The lesson is to make sure you have a permanent strong leadership cadre to avoid chief executives making themselves a single point of failure.  The period after hiring a new one will be particularly risky as there will naturally be some changing of the guard. The LBG board is now staking its own future on its decision that Horta-Osorio will be fit enough to continue in this demanding job.

Interestingly the RBS story, although so different in many ways and all of three years earlier, points to a similar lesson in leadership – make sure you have many strong leaders in the business.  The FSA review into the failure of RBS finds that Goodwin was too dominant as chief executive, ultimately nullifying the impact of other senior leaders. One of the FSA’s key recommendations is to require bank chief executives to be more accountable for appointing strong and qualified business heads to support them.  In Goodwin’s case the strong business heads were not needed to stand in when he became exhausted, but to challenge him if they disagreed, and to be fully capable of running their business unit without the undue influence of the boss.

Leadership lessons can be hard to apply and it is for the HR department to make sure these issues are continuously addressed.
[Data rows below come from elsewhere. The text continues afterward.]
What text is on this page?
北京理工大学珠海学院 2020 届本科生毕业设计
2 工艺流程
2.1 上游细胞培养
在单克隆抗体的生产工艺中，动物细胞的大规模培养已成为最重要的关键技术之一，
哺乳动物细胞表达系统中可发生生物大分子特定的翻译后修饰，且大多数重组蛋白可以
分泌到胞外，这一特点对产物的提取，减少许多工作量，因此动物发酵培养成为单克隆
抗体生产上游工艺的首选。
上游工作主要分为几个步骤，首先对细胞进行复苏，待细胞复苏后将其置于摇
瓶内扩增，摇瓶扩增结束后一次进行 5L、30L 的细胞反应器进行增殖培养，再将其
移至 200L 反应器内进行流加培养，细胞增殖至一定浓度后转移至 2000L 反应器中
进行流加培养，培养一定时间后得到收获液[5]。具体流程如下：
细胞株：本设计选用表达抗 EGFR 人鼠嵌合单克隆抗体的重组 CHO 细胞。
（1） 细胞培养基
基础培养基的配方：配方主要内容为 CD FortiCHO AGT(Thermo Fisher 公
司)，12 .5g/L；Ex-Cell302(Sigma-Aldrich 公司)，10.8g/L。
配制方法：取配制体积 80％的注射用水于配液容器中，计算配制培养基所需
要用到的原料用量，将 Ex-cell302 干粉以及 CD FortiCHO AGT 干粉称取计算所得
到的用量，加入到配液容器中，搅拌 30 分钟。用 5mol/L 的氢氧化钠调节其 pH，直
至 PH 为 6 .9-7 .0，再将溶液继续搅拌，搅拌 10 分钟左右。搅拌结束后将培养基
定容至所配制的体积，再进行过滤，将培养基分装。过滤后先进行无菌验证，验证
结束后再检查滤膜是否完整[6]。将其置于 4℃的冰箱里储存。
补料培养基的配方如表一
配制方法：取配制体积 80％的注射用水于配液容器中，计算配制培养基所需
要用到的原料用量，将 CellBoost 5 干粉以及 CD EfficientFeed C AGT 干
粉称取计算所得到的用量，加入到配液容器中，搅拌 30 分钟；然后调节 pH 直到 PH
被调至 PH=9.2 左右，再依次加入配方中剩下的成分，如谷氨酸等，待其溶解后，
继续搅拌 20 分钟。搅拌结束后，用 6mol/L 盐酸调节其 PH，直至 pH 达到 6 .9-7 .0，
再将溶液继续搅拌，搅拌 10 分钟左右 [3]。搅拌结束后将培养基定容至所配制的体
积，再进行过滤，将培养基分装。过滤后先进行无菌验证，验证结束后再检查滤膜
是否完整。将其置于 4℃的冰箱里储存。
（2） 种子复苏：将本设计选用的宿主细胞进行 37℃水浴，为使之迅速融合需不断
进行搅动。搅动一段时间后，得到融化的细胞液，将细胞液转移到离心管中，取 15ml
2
Succession planning, for example, is always one of the hardest issues for leaders to deal with – it reminds them that they are dispensable and that others can do their job.  However, there is a clear need to ensure that even the best CEOs are surrounded by other very strong leaders – to take the strain, to achieve the organisation goals and to challenge them.  With a strong leadership group, all organisations will benefit from more sustainable performance and will have a better chance of getting round the single point of failure problem.